The Immigration and Nationality Act (INA) requires that the hiring of a foreign worker will not adversely affect the wages and working conditions of U.S. workers comparably employed. To comply with the statute, the U.S. Department of Labor’s regulations require that the wages offered to a foreign worker must be the prevailing wage rate for the occupational classification in the area of employment.
The prevailing wage rate is defined as the average wage paid to similarly employed workers in a specific occupation in the area of intended employment. Effective January 4, 2010, employers can obtain this wage rate by submitting a request to the National Prevailing Wage Center (NPWC), or by accessing other legitimate sources of information such as the Online Wage Library, available for use in some programs.
The requirement to pay prevailing wages as a minimum is true of most employment-based visa programs involving the Department of Labor. In addition, the H-1B, H-1B1, and E-3 programs require the employer to pay the prevailing wage or the actual wage paid by the employer to workers with similar skills and qualifications, whichever is higher.
The Department of Labor, Bureau of Labor Statistics (BLS) has provided wage data collected under the Occupational Employment Statistics (OES) program for use in the Foreign Labor Certification process since 1998. The wage data is available on the Foreign Labor Certification Data Center website at www.flcdatacenter.com.
The relevant prevailing wage information is determined in part by whether the worker is in one of the Nonagricultural Immigration Programs (PERM, H-2B, H-1B, H-1B1, H-1C and E-3) or the Agricultural Immigration Program (H-2A).
The NPWC uses the Prevailing Wage Determination Policy Guidance in issuing wage determinations for the Nonagricultural Immigration Programs. The Department updated the guidance in November 2009 following the publication of the H-2B regulation and the corresponding changes to PERM, H-1B, H-1B1, H-1C and E-3 regulations that affected the prevailing wage determination process.
For the H-1B, H-1B1, and E-3 programs, employers have the option of using one of three wage sources to obtain the prevailing wage: (1) a PWD obtained from the NPWC; (2) a survey conducted by an independent authoritative source; or (3) another legitimate source of wage information. By obtaining a PWD from the NPWC, H-1B, H-1B1, and E-3 employers are given “safe-harbor status,” meaning that if the employer's wage compliance is investigated for any reason, the Wage and Hour Division of the Department of Labor will not challenge the validity of the prevailing wage as long as it was applied properly (i.e., correct geographic area, occupation, and skill level).

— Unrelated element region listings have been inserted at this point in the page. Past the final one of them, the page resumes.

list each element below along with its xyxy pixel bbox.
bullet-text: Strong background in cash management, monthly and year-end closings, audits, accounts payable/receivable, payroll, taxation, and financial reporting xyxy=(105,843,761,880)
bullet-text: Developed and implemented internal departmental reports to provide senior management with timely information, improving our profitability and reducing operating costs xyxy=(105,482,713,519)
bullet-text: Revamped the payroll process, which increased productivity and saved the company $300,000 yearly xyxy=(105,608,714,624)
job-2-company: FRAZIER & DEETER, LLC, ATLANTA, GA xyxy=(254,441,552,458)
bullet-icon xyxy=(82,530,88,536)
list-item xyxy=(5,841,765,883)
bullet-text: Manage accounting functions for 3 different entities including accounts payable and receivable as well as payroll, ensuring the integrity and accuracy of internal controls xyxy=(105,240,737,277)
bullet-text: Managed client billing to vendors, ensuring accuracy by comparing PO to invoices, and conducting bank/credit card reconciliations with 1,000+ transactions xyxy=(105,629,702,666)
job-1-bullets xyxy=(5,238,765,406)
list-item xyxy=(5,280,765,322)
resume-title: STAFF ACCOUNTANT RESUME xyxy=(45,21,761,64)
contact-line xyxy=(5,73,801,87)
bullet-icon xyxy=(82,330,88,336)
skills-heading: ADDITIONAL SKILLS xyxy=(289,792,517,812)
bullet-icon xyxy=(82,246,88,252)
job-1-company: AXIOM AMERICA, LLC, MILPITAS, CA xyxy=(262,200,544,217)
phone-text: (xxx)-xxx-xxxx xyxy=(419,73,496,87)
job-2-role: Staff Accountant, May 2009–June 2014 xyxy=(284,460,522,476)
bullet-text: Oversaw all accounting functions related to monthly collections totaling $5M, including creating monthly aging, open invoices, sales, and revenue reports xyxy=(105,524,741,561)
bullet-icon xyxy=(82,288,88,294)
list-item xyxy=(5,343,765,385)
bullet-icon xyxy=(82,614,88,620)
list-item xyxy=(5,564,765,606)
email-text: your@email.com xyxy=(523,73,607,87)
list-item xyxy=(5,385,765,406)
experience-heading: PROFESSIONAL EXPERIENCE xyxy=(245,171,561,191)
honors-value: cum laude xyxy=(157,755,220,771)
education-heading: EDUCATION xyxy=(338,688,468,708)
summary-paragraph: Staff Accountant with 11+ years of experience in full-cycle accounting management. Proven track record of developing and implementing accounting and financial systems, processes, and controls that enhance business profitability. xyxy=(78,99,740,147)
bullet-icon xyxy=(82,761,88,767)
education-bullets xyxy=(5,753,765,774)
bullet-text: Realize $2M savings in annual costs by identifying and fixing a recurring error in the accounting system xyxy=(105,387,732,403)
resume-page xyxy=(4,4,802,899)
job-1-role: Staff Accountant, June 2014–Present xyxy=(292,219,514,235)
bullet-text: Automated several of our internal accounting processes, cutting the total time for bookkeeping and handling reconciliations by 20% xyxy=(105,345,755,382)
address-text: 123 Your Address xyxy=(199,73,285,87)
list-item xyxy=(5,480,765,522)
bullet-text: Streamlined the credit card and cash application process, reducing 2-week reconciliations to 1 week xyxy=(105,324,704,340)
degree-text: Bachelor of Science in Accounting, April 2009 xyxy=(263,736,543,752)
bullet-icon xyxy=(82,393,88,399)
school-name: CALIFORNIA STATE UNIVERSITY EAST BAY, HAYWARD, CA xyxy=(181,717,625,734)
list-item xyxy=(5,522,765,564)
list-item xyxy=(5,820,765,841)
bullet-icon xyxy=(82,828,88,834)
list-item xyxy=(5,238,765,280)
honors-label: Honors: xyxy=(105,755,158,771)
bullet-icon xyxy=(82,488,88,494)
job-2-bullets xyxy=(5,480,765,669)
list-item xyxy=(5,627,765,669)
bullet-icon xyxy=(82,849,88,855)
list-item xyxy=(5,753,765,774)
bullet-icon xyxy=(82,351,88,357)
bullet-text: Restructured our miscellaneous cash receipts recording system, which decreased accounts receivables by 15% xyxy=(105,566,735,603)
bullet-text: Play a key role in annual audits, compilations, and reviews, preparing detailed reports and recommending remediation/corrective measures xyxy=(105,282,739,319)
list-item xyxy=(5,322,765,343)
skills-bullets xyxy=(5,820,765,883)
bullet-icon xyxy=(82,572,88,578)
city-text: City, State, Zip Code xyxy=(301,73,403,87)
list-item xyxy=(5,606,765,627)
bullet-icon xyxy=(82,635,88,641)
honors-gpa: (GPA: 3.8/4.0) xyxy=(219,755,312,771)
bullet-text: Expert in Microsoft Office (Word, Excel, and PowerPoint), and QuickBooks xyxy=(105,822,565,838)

In South Dakota, as in all states, the U.S. Department of Labor requires employers hiring foreign workers to pay at least the prevailing wage rate for the job classification in the area of employment. This mandate is to ensure that the employment of foreign workers does not adversely affect the wages and working conditions of U.S. workers. Employers can determine the prevailing wage through the National Prevailing Wage Center (NPWC) or other approved sources, such as the Online Wage Library. For visa programs like H-1B, H-1B1, and E-3, the law stipulates that employers must pay the higher of the prevailing wage or the actual wage paid to other employees in similar positions. The Bureau of Labor Statistics provides necessary wage data through the Foreign Labor Certification Data Center. Prevailing wage determinations follow the policy updated in November 2009, and employers can choose from three wage sources to establish prevailing wages. If employers receive a Prevailing Wage Determination from the NPWC and apply it correctly, they are afforded safe-harbor status, which offers protection from wage validity challenges during investigations.